シャルちゃんが悔しそうに呻いた後、「なのは。今度は取られないようにね」って“レイジングハート”が乗った左手を差し出してきてくれた。シャルちゃんの手から“レイジングハート”を取って、「ありがとうシャルちゃん! ごめんね、レイジングハート」ギュッと胸に抱きしめた。

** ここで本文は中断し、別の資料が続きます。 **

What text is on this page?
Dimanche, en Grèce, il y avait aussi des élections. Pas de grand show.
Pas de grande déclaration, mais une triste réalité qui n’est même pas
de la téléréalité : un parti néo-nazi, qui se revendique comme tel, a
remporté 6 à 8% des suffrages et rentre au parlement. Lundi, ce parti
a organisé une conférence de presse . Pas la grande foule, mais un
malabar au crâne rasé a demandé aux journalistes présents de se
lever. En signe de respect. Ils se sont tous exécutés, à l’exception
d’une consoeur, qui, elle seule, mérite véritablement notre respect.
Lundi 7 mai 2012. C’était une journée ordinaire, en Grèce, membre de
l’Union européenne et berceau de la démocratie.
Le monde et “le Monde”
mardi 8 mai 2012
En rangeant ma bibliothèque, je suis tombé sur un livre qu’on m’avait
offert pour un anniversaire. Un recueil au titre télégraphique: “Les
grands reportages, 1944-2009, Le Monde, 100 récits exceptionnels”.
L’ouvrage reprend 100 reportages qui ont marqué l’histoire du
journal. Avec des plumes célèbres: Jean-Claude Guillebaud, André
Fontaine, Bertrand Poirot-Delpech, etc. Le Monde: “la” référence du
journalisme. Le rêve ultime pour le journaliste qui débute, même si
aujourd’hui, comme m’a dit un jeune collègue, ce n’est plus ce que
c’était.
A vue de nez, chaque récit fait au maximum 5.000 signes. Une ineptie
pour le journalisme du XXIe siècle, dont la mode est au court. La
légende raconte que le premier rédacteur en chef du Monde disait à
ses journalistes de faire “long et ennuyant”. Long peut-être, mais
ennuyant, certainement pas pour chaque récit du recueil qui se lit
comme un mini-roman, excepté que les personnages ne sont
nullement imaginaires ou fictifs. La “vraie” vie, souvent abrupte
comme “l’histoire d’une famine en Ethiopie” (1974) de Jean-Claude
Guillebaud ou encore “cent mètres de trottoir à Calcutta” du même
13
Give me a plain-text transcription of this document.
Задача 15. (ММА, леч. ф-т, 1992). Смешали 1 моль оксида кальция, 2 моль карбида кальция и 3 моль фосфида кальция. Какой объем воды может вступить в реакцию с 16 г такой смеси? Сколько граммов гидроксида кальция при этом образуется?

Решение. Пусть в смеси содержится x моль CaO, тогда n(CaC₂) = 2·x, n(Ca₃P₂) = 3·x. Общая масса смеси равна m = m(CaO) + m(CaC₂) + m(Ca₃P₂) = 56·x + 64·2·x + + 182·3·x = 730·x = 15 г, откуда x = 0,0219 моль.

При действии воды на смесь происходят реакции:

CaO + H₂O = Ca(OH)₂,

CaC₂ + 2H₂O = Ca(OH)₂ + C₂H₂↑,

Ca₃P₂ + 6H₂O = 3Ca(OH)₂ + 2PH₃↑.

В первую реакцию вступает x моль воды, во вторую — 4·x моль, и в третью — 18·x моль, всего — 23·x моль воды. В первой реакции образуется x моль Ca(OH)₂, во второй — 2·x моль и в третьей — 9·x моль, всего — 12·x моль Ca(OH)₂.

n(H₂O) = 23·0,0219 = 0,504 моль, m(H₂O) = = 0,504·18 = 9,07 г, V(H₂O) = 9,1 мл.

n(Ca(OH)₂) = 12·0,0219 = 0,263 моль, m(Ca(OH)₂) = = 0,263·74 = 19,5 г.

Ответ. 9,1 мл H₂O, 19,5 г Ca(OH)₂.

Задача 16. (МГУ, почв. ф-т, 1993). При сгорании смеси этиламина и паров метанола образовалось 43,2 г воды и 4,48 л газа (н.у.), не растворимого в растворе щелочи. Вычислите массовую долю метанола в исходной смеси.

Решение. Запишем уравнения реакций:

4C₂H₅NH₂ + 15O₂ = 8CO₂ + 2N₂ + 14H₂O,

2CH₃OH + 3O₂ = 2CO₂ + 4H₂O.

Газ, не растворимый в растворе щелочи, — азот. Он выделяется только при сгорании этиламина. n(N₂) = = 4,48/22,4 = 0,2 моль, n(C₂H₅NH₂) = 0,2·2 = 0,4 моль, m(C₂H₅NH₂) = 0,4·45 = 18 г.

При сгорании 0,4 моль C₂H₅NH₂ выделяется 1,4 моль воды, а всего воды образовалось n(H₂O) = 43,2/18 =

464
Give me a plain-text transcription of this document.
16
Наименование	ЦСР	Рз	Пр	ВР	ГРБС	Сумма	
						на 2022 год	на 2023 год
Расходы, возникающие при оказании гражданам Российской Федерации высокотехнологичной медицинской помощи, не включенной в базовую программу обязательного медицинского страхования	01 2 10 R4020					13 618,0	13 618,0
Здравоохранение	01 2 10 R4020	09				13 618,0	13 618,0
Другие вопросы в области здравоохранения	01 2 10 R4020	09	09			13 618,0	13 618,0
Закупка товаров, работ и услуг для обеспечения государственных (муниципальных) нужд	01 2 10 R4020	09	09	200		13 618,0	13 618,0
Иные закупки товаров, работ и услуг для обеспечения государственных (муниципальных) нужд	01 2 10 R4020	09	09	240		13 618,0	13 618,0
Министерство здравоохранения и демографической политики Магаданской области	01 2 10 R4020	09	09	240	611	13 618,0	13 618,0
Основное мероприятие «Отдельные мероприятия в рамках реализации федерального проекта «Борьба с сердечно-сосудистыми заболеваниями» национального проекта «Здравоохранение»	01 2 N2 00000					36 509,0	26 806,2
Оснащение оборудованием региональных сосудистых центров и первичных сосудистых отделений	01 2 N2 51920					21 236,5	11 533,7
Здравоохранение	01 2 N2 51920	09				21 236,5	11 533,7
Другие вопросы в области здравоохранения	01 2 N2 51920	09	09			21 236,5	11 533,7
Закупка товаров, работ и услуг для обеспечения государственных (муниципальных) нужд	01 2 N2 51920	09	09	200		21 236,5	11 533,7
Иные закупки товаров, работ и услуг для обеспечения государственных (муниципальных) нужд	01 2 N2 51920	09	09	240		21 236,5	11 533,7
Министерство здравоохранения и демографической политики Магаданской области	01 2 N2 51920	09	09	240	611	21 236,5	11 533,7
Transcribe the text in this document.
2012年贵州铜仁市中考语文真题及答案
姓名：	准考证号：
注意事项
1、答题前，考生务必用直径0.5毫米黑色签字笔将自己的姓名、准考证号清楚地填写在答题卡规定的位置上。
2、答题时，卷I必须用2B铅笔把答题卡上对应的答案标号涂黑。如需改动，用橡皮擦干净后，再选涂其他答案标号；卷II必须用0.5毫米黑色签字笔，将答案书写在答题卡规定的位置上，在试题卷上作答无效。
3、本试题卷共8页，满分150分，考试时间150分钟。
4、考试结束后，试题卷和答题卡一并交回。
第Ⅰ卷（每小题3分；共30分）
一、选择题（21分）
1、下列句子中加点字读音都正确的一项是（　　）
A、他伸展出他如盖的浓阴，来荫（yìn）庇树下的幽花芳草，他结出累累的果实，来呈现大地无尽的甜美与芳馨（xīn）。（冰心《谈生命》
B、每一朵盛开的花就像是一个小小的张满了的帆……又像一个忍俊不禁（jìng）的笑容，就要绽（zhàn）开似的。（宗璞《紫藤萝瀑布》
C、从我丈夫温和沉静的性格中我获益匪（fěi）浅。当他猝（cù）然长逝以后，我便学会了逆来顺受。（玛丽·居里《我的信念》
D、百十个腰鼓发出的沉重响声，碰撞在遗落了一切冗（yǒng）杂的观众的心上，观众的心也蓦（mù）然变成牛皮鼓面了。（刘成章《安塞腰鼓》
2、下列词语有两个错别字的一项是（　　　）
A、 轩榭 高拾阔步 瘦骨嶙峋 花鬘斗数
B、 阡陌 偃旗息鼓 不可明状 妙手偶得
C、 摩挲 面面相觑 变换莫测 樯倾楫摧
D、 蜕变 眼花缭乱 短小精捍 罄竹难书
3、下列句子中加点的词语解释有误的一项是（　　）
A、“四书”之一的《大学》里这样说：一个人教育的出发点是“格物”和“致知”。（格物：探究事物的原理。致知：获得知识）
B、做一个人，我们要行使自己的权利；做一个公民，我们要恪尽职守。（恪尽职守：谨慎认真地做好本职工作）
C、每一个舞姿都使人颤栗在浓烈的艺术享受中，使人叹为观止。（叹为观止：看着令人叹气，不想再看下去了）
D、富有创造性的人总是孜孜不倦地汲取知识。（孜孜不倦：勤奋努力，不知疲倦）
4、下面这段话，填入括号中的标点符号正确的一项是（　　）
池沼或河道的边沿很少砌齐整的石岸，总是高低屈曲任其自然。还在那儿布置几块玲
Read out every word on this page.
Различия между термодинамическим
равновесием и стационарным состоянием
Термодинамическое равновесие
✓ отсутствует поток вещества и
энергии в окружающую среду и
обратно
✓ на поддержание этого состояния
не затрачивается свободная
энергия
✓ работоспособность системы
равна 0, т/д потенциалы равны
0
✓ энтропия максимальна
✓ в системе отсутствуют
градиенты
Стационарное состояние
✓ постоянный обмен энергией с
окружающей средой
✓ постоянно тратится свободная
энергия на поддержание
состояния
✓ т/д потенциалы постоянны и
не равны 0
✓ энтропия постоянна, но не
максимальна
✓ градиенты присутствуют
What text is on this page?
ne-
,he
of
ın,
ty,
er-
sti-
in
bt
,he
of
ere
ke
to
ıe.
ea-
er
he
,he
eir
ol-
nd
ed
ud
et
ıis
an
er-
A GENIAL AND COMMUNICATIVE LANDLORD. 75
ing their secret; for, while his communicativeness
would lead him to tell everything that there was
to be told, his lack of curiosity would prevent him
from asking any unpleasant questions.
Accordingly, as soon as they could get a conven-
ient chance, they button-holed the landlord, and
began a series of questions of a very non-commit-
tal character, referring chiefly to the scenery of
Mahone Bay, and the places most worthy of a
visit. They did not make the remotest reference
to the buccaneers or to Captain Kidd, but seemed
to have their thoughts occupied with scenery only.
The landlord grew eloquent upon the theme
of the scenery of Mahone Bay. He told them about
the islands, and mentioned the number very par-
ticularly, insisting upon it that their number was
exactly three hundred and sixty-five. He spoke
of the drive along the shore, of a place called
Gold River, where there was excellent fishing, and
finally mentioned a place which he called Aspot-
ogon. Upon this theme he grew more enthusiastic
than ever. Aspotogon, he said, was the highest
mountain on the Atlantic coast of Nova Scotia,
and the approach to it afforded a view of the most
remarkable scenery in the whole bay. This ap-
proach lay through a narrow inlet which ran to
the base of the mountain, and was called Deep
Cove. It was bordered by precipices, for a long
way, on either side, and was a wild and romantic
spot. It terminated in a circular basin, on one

「とりあえずアースラに行こう。なのはやアリサ達の治療もしないといけないし」

「・・・うん」

ユーノ君やリンディさんに体を診てもらってるアリサちゃん達を見る。この場所とアリサちゃんのジュエルシードを取られた私たちは、フェイトちゃん達に完全に負けちゃったことになるんだよね・・・。

「テスタメントちゃん・・・」

とても綺麗で、そして強かった赤い髪の女の子。きっとテスタメントちゃんに勝つことが、このジュエルシードの争奪戦に勝つことなんだと、そう強く思えた。


 
 

 
後書き
ドブロホ・ランクゥ。ドブリイ・デニ。ドブリイ・ヴェチル。
ようやく本格的に魔法戦という形で衝突した魔法少女たち+ルシル。
初戦はフェイト達ジュエルシード同盟の勝利で終わりました。
やはりルシルは、フェイトやアルフと共に戦うと羽目を外すようです。